A Novel Numerical Treatment of Nonlinear and Nonequilibrium Model of Gradient Elution Chromatography considering Core-Shell Particles in the Column

Abstract

An extended method of semidiscrete high-resolution finite volume is used in this paper to obtain numerical solutions for a formulated nonlinear lumped kinetic model of liquid chromatographic process to examine the effect of chromatographic column overloading gradient elution considering core-shell particles. The model constitutes linear solvent strength (LSS), Henry’s constant, coefficient of nonlinearity, and coefficient of axial dispersion. The effects of modulator concentration changes for the elution of single and two components are analyzed.
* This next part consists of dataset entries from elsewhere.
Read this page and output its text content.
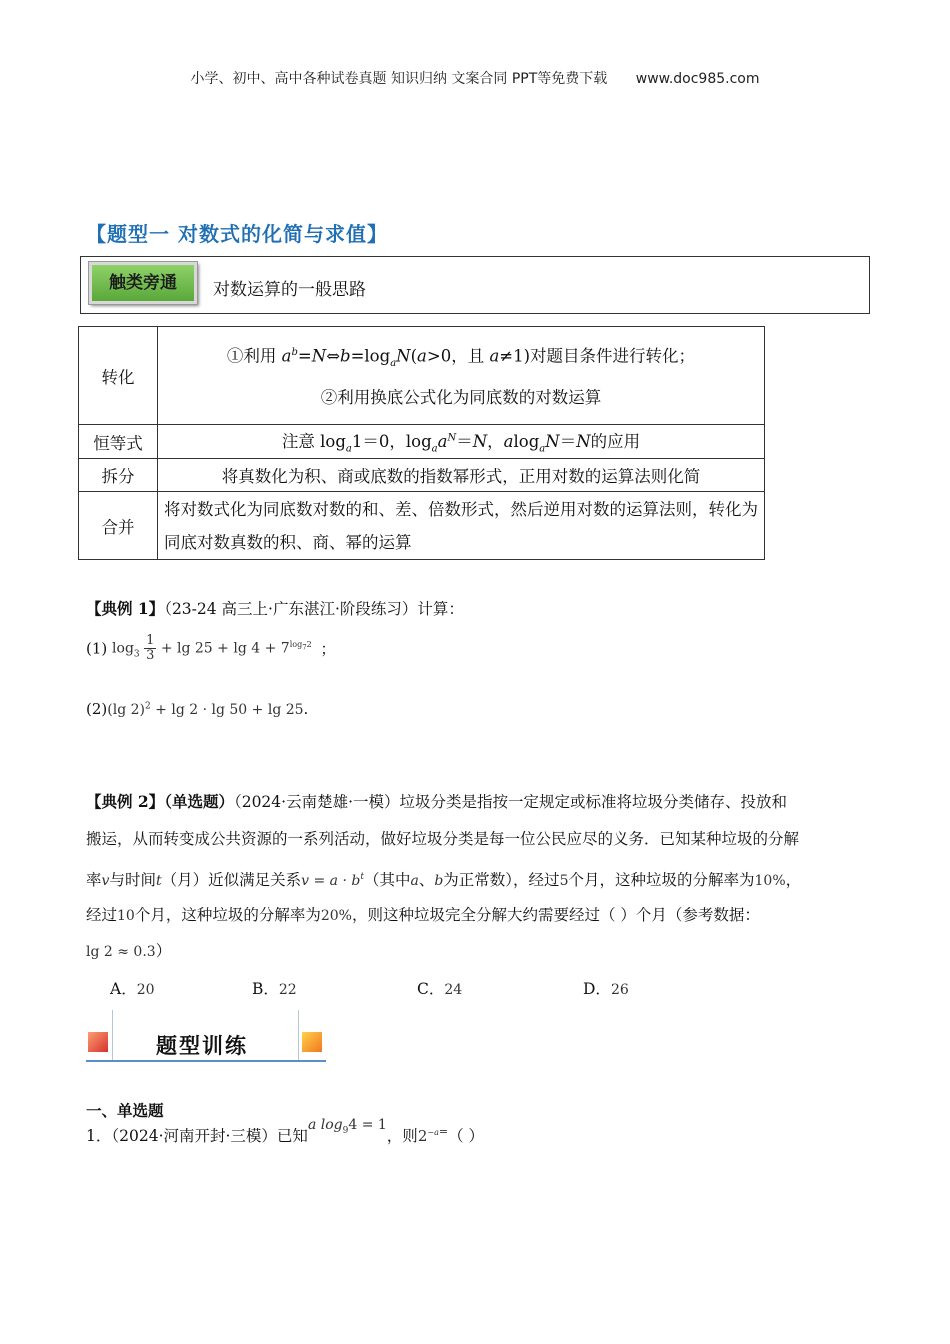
小学、初中、高中各种试卷真题 知识归纳 文案合同 PPT等免费下载 www.doc985.com
【题型一 对数式的化简与求值】
触类旁通	对数运算的一般思路
转化	①利用 $a^b=N\Leftrightarrow b=\log_aN(a>0$，且 a≠1)对题目条件进行转化；
②利用换底公式化为同底数的对数运算

恒等式	注意 $\log_a1=0$，$\log_aa^N=N$，alog$_a$N＝N的应用
拆分	将真数化为积、商或底数的指数幂形式，正用对数的运算法则化简
合并	将对数式化为同底数对数的和、差、倍数形式，然后逆用对数的运算法则，转化为同底对数真数的积、商、幂的运算
【典例 1】（23-24 高三上·广东湛江·阶段练习）计算：
(1) $\log_3 \frac{1}{3} + \lg 25 + \lg 4 + 7^{log_72}$ ；
(2)(lg 2)$^2$ + lg 2 · lg 50 + lg 25.
【典例 2】（单选题）（2024·云南楚雄·一模）垃圾分类是指按一定规定或标准将垃圾分类储存、投放和
搬运，从而转变成公共资源的一系列活动，做好垃圾分类是每一位公民应尽的义务．已知某种垃圾的分解
率v与时间t（月）近似满足关系$v = a \cdot b^t$（其中a、b为正常数），经过5个月，这种垃圾的分解率为10%，
经过10个月，这种垃圾的分解率为20%，则这种垃圾完全分解大约需要经过（ ）个月（参考数据：
lg 2 ≈ 0.3）
A．20	B．22	C．24	D．26
题型训练
一、单选题
1．（2024·河南开封·三模）已知a $\log_94 = 1$，则$2^{-a=}$（ ）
The advantages of introducing gradient elution against isocratic elution in terms of core radius fraction are investigated intensively. Numerical temporal moments are generated from the solutions obtained for a more in-depth examination of the considered model. Moreover, multiple forms of a single- and two-component mixture are generated to analyze the influences of core radius fractions on gradient elution. For example, the obtained results are utilized to investigate the effects of the slope of gradient, concentration of modulator, solvent strength parameter, coefficient of nonlinearity, coefficient of mass transfer, and coefficient of axial dispersion on the profiles of concentration in order to improve the process performance using optimal core radius fraction parameter values.